Benefits comparison of Medigap plans

As you may know, Medicare only pays 80% of your approved medical costs. If you want additional coverage, you may add one of the currently eight different Medigap plans A through N to your original Medicare. However, the benefits and premiums for each ‘letter’ vary greatly. Here is a brief overview:

All Medigap plans include Medicare Part A (hospital) coinsurance and coverage for hospital benefits up to an additional 365 days after Medicare benefits are used up. However, the deductible you may have to pay as an inpatient for Part A is not covered in some plans.

Also, the part B deductible is not covered at all by currently available Medigap plans. All plans however still include Medicare Part B (doctor’s visits) coinsurance or co-payment, however Plan K only to 50%, and Plan L to 75%.

Skilled nursing facility care coinsurance is also not covered in some plans.

A few plans cover foreign travel health care emergency costs to 80%.

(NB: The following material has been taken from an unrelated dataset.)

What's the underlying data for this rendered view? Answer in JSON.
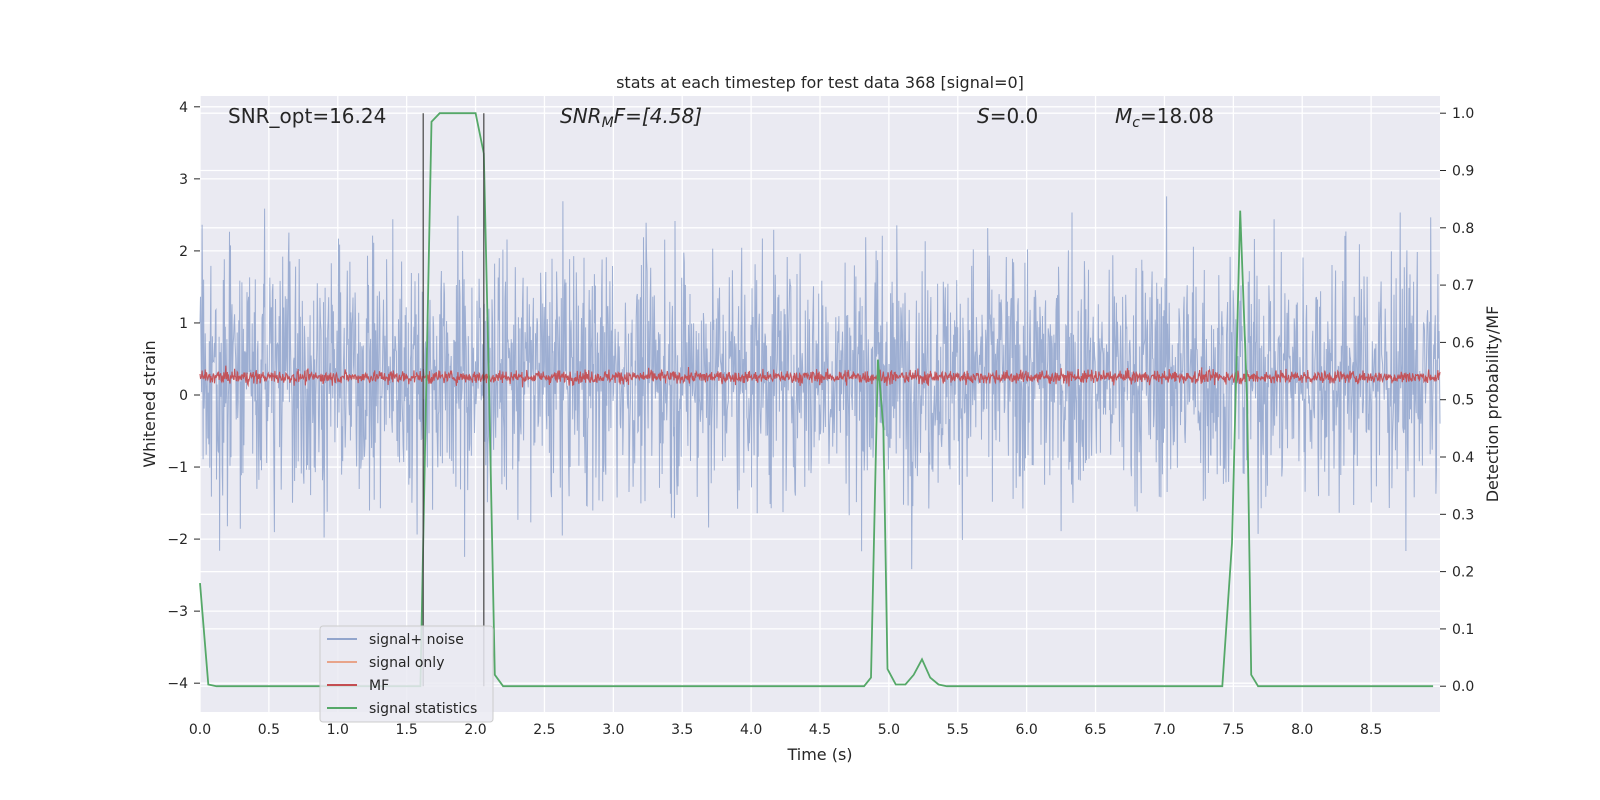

Costs/Premiums comparison of Medigap plans

Some Medigap plans have higher monthly premiums, but limit your out-of-pocket costs. Some plans have lower premiums, but require you to pay coinsurance. However, you are protected with an annual out-of-pocket limit.

Medigap plan G is currently the only supplemental policy sold that does cover costs known as ‘Medicare Part B excess charges’ (the difference between what a health care provider may charge and what Medicare will pay for outpatient services). In case you need treatment that exceeds the Medicare approved amount, Plan G will help shield you from unforeseen out-of-pocket expenses.

This is only a brief outline, a detailed overview of the different Medigap plans can be found at https://www.medicare.gov/supplements-other-insurance/how-to-compare-medigap-policies

What else to look for when selecting a Medigap plan

  • Note that original Medicare Part A (Hospital insurance) and Part B (Outpatient insurance) are not the same as Medigap policies plan A or plan B.
  • Keep in mind that no Medigap plan will provide prescription drug benefits, which means that you need to purchase a separate Part D plan (PDP) to help with your medication expenses.
  • You also will not have dental and vision, or hearing aids coverage. If dental, vision or hearing aids are important to you, you will have to look for additional insurance.
  • You may also check out whether selecting a Medicare Advantage plan may be a better option for you in lieu of Medigap.
  • Make sure to compare rates from different insurance providers before deciding on any Medicare plan!

DISCLAIMER: As the information provided on this website may be incomplete, or incorrect, or have changed since this post was published, we urge you to consult with a Medicare professional to go over all your options, and help you find the best plan, at the best price, for your individual health care needs. To find a Medigap policy in your area, you may also check out Medicare.gov.